Scientific Discovery and Research
Liang believes that AI’s future potential lies in scientific discovery and improving researcher productivity [00:59:21]. While many AI applications are driven by commercial needs (e.g., RAG solutions, summarization), the underexplored areas of fundamental science and research productivity are crucial as they can feed into and improve the entire AI ecosystem [00:59:34]. The goal is for AI to extend human knowledge by creating new research, solving open math problems, or discovering “zero-day” exploits in cybersecurity, moving beyond merely mimicking expert human behavior [00:48:51].
Regulated Industries (Healthcare, Finance)
In industries like healthcare and finance, the “black box” nature of Large Language Models (LLMs) presents a challenge, particularly concerning interpretability [00:35:37]. While mechanistic interpretability (understanding individual neurons) is a scientific pursuit, practical interpretability is needed for debugging models and for compliance in regulated sectors where knowing why a model made a decision (e.g., a credit decision or diagnosis) is crucial [00:37:04].

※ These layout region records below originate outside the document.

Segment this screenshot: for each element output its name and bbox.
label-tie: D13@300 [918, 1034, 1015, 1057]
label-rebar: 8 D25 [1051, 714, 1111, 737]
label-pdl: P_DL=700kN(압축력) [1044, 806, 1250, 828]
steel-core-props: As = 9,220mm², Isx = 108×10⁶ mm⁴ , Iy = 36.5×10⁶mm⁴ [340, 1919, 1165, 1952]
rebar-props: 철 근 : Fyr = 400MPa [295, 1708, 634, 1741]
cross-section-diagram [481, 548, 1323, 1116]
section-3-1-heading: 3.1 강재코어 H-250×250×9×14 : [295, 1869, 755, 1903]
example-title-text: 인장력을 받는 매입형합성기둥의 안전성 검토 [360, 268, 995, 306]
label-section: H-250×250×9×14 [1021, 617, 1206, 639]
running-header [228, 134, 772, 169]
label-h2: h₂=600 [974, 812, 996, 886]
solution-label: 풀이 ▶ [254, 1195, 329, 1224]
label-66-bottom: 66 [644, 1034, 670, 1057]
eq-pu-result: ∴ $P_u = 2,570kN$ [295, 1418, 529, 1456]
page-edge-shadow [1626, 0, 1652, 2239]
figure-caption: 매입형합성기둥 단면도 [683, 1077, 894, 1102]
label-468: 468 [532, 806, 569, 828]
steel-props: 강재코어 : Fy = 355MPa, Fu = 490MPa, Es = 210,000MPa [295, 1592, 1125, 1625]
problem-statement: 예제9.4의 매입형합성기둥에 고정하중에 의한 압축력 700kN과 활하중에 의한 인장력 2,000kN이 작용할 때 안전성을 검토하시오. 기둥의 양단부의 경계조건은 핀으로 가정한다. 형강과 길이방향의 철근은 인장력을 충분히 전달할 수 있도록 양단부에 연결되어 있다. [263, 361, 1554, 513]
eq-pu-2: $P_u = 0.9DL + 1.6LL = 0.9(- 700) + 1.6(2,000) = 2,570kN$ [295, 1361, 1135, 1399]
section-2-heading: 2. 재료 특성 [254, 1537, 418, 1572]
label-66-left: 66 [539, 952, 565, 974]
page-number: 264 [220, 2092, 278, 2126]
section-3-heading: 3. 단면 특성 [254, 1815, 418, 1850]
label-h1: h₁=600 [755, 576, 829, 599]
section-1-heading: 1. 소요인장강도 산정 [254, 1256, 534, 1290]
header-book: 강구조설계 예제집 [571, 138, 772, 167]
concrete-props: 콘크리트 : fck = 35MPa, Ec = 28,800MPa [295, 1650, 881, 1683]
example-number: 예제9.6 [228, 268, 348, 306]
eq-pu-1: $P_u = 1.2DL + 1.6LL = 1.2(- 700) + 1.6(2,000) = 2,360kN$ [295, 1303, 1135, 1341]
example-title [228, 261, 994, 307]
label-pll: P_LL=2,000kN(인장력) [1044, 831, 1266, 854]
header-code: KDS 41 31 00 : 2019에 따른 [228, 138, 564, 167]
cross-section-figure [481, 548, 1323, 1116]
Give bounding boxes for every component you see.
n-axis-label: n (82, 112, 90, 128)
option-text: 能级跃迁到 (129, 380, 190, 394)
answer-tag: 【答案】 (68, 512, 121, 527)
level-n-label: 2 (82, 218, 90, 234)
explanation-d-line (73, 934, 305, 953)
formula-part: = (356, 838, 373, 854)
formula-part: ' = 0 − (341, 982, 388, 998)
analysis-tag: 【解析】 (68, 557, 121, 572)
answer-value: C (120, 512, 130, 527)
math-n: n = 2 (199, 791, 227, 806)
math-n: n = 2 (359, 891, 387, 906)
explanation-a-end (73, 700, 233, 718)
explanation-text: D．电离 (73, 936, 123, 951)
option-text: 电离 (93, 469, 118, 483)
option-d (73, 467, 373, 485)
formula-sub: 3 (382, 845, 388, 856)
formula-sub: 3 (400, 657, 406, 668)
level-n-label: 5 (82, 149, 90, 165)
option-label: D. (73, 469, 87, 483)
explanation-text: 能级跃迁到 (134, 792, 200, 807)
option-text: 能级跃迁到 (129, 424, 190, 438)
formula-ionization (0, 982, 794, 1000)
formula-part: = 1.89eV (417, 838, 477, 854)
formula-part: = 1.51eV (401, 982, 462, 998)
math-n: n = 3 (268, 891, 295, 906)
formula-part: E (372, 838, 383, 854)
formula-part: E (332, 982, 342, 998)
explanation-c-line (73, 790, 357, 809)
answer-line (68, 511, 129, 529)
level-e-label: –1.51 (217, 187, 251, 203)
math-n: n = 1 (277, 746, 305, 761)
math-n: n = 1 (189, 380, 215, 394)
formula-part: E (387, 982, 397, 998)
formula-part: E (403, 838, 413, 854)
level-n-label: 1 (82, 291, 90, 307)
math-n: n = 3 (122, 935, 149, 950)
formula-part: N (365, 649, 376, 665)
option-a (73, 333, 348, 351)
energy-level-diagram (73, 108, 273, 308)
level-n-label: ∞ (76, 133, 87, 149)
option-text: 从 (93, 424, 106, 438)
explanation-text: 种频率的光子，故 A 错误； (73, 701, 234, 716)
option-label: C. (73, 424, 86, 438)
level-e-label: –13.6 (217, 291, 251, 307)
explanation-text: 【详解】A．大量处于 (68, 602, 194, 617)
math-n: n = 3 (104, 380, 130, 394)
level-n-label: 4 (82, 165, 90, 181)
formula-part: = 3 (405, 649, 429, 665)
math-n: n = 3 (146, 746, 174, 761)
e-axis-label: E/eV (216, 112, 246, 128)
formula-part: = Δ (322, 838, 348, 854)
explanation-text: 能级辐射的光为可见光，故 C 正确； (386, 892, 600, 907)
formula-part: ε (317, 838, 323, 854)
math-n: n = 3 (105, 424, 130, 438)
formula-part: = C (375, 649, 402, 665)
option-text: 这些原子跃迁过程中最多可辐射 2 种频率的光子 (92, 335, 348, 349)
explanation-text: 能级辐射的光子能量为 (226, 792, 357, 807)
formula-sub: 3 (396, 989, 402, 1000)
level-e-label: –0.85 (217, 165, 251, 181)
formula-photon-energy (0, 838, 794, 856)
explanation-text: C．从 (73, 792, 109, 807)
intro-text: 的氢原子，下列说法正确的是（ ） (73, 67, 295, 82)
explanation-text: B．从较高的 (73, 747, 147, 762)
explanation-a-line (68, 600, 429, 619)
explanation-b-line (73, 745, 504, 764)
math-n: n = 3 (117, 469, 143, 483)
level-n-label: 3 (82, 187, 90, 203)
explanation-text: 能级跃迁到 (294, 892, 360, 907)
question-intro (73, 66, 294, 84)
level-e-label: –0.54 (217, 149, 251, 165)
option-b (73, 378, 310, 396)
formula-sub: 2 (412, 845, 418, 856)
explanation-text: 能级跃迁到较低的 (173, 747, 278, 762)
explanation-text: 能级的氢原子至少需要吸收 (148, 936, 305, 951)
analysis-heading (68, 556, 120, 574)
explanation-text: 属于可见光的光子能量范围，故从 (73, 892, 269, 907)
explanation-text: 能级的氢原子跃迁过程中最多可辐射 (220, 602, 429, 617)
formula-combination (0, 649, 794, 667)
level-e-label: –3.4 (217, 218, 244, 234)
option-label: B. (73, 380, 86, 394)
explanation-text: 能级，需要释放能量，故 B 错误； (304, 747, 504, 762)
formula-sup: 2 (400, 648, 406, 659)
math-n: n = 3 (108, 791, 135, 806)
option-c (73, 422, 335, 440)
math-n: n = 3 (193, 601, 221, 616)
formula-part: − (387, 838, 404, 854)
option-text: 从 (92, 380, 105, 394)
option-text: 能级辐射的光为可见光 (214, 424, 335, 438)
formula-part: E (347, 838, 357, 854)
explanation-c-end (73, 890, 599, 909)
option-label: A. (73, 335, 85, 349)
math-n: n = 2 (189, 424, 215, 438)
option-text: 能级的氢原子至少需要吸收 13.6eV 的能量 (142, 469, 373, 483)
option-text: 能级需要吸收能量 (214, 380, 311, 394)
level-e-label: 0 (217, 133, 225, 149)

Attributing model predictions to specific training examples via influence functions is one approach, but it is computationally difficult to scale, especially if training data is private [00:37:38]. Chain-of-thought explanations can provide steps, but these explanations may not always reflect the model’s true internal workings [00:38:57]. For true interpretability, there’s a need for transparency, including access to model weights and training data, which was more common in earlier AI research [00:39:45].